To: <amps@contesting.com>
Subject: [Amps] Bird® 43 Manual
From: w9ac@arrl.net (Paul Christensen)
Date: Thu, 28 Mar 2002 07:27:19 -0500
> > Not according to my Bird 43 operating manual.  If you have one, see
section
> > 3-36 on p. 19.  Also see the notes in section 3-37 on p. 20.
>
> But you left off the most important part of what I said here. Try this
sometime
> with a 1/2 wave length of line. Take a piece of 75 ohm cable and terminate
it
> with a 50 ohm load. Put your watt meter on it and you will see a perfect
match.
> No reflected power. Forget about what the bird manual says. The meter will
see a
> perfect flat 50 ohms. Also try it with other impedance lines as I
mentioned
> here. You will get the same results.

Granted.  It is a principle of transmission line theory that the impedance
is identical on either side of a half-wavelength.  I believe the point in
the Bird manual is that we are not always dealing with 1/2-wave lines in our
measurements.  Most of our measurements in this hobby are conducted on line
of unknown length.

>
> It doesn't matter what the characteristic impedance of the line is. What
> matters is what the meter sees. I can take a 1/2 wavelength
> line that has a characteristic impedance of 100 ohms or 400 ohms or 900
> ohms. If I put a 50 ohm load on the end of that line and the
> other end connected to the watt meter the meter will see 50 ohms with no
> reflected power. Impedance transformation.

Fine.  See above.

> Yes and the reason that I mentioned it is that you earlier stated that the
> reflected power coming from the antenna was re- reflected by the matching
> network in a tube radio but in a solid state radio there was no matching
> network. My point being that if you claim that the reflected power gets
re-
> reflected by a matching network in a tube radio why would it not also be
re-
> reflected by the matching network in the solid state radio.

Because the source impedance remains relatively constant at 50-ohms with
solid-state, broadband transmitters.  Re-reflection requires a conjugate
(reactance cancellation) of the antenna + feedline.  The solid-state
transmitter has no way of achieving this without an external mechanism.
This can be satisfied with a transmatch, auto-tuner....and yes, changing the
feedline length to tune the antenna + line as a complete "system" as you
previously stated.  However, without that mechanism in place, any reflected
power caused by the load-to-feedline mismatch is absorbed in the
transmitter.

> Well ok if you don't like a shorted line how about an open line with
infinite
> resistance.

Heh...I'm not the one who doesn't like your shorted line hypothetical.  We
started with open lines and you moved to shorted lines.  Let's stick to one
point at a time.  Please explain why a zero-resistance short on an
automobile battery would produce no power?

> Well you don't tune the antenna with the transmission line that is an old
> misunderstood tale.

Not quite.  The antenna *system* which includes the line + antenna can be
tuned by changing the length of feedline.
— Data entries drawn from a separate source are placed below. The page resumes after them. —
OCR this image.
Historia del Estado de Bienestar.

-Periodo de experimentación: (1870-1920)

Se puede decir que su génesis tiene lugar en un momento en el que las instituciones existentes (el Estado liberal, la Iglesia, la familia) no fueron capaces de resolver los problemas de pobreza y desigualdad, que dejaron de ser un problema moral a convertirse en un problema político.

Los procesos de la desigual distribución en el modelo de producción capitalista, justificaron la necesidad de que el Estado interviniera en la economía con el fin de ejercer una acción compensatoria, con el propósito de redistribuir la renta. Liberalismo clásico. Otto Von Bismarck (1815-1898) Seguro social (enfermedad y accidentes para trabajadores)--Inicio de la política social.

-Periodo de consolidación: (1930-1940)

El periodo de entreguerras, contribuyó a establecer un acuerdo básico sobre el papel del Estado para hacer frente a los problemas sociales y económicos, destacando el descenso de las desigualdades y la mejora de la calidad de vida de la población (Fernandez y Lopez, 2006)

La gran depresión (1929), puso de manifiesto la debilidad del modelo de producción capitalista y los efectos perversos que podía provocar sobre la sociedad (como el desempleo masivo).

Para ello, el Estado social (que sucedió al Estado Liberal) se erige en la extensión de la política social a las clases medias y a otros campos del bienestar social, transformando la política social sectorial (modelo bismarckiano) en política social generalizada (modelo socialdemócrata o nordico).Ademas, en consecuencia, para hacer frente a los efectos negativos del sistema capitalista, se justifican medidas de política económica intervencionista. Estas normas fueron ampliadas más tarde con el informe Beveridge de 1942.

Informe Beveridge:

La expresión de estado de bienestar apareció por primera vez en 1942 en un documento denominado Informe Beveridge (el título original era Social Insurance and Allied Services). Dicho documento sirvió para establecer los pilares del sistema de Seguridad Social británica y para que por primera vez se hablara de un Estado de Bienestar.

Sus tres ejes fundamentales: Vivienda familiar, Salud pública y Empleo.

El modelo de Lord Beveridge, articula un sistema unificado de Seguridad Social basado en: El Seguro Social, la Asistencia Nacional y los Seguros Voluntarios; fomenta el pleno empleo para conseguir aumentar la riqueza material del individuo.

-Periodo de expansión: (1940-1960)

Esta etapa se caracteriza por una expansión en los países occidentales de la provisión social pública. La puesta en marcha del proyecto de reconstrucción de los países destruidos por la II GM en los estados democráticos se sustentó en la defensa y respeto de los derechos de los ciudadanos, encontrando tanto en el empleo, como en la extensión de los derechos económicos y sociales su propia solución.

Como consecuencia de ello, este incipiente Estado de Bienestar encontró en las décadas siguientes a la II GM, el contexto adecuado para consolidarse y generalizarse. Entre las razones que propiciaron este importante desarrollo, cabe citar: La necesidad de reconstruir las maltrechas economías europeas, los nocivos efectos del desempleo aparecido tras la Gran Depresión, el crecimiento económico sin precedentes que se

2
> What I am saying is that by the proper types of feed line lengths to the
> transmitter you can make the transmitter see 50 ohms with no reflected
power but
> yet the feed line has reflected power on it. And we know that it will have
> reflected power on it because it's impedance does not match the antenna.

But you haven't expained why this works.  The answer is that by changing the
line length, the system reactance is cancelled and the antenna + feedline is
now at resonance, even when the line-to-antenna is mismatched.  This is the
essence of conjugate matching.  The transceiver sees only the resultant
resistive component.

> > If what you state is true (no load, therefore no power) and the fact
that my
> > Bird 43 measured 100-watts forward and reflected into an unterminated
line,
> > my transmitter shouldn't be drawing 20-amps at 13.8 volts.  One more
> > time....where else can the power be dissipated?????
>
> What happens if you disconnect the feed line completely from the
transmitter.
> What happens if you hook the bird watt meter directly to the output
terminal of
> your transmitter with just a double male connector (no cable length. Then
don't
> hook any line at all on the other side of the meter. What will it read?

The exact same reading:  100-watts forward and 100-watts reflected.  No
surprise there.  I tried it again this morning.  Mt transceiver is still
drawing 20-amps at 13.8 VDC with or without a feedline connected to the
radio.  Where is the power being dissipated?  By now, you know the answer.